Ce qui rejoint la réflexion de Marcelin, jeune Portugais d’origine togolaise, pour qui la confiance dont parle Frère Roger est « une confiance d’abord intérieure, qui nous concerne dans notre attitude : on ne pourra transformer le monde que de l’intérieur, comme Frère Roger l’a fait ». « C’est vrai, approuve Sophia, Portugaise elle aussi, Frère Roger avait le don de parler de choses qui nous touchaient de l’intérieur. » Et l’étudiante de témoigner combien, l’an dernier, à Lisbonne, lorsque Frère Roger avait parlé de la paix, il l’avait « touchée ».

« Sans doute, parce que l’espoir réside d’abord dans une relation et que Frère Roger savait faire naître cette relation », complète le P. Constantino Fiore.

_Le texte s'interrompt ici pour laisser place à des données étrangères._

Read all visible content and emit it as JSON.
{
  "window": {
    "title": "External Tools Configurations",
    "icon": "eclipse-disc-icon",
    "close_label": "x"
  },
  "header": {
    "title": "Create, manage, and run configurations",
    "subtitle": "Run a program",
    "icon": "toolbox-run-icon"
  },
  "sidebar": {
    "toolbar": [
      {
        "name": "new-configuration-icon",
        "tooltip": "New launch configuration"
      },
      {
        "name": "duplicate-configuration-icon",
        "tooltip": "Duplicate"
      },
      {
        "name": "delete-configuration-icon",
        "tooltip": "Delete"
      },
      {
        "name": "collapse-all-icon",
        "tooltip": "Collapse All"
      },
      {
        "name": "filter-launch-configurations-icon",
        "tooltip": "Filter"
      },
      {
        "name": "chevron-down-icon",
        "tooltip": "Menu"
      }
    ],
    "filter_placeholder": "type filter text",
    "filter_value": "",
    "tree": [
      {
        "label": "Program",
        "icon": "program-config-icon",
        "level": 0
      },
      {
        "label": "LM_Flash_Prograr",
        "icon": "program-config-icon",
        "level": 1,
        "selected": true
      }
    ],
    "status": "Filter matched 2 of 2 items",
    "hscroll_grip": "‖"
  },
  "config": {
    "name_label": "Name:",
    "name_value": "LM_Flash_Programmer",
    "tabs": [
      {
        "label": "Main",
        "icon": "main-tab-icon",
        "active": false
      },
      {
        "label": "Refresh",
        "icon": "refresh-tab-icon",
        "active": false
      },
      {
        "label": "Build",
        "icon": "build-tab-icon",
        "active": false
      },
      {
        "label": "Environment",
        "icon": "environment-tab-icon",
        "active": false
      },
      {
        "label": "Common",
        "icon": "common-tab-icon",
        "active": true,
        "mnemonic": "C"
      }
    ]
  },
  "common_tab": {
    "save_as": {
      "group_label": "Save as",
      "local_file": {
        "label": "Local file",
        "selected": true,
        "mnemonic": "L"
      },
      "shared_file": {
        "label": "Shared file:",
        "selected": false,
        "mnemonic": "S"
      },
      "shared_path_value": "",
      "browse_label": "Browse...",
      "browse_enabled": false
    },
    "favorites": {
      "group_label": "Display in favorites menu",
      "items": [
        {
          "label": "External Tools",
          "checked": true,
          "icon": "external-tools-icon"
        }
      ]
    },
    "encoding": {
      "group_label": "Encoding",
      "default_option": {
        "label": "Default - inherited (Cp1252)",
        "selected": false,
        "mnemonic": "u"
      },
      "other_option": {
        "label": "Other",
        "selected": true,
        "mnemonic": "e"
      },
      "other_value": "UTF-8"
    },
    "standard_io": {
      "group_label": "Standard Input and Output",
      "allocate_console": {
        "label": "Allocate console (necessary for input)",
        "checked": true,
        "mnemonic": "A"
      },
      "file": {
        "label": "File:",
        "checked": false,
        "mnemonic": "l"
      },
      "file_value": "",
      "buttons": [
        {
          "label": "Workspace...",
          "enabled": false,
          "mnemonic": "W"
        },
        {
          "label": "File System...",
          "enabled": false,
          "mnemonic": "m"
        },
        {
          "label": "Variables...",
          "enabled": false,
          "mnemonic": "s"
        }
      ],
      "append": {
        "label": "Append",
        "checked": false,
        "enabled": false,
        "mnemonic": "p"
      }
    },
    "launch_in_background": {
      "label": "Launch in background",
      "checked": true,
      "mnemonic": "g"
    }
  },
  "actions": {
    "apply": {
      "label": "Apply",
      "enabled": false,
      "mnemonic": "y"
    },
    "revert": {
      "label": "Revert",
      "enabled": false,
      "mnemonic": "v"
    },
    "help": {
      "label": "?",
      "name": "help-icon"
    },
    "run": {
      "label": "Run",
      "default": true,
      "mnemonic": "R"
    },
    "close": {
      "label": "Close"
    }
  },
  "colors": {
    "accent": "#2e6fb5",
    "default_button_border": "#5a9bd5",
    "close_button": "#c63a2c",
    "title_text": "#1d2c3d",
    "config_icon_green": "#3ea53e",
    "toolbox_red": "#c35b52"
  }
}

Pour ce tout jeune prêtre de la paroisse milanaise de Francesca Romana, l’un des 350 lieux d’accueil des participants, l’espoir ne naît ni d’un discours, ni d’un rôle : « On ne peut atteindre le cœur de la personne que par la relation. » C’est en cela que le prêtre diocésain note avec un peu de nostalgie combien la présence de Frère Roger manque : « Il ne se contentait pas seulement de phrases sur l’espérance. Il la vivait. »

Isabelle de Gaulmyn, La Croix, 30 décembre 2005.

La prochaine rencontre européenne de Taizé aura lieu à Zagreb, du 28 décembre 2006 au 1er janvier 2007 répondant à l’invitation du cardinal Josip Bozanic, archevêque de Zagreb et président de la Conférence épiscopale de Croatie.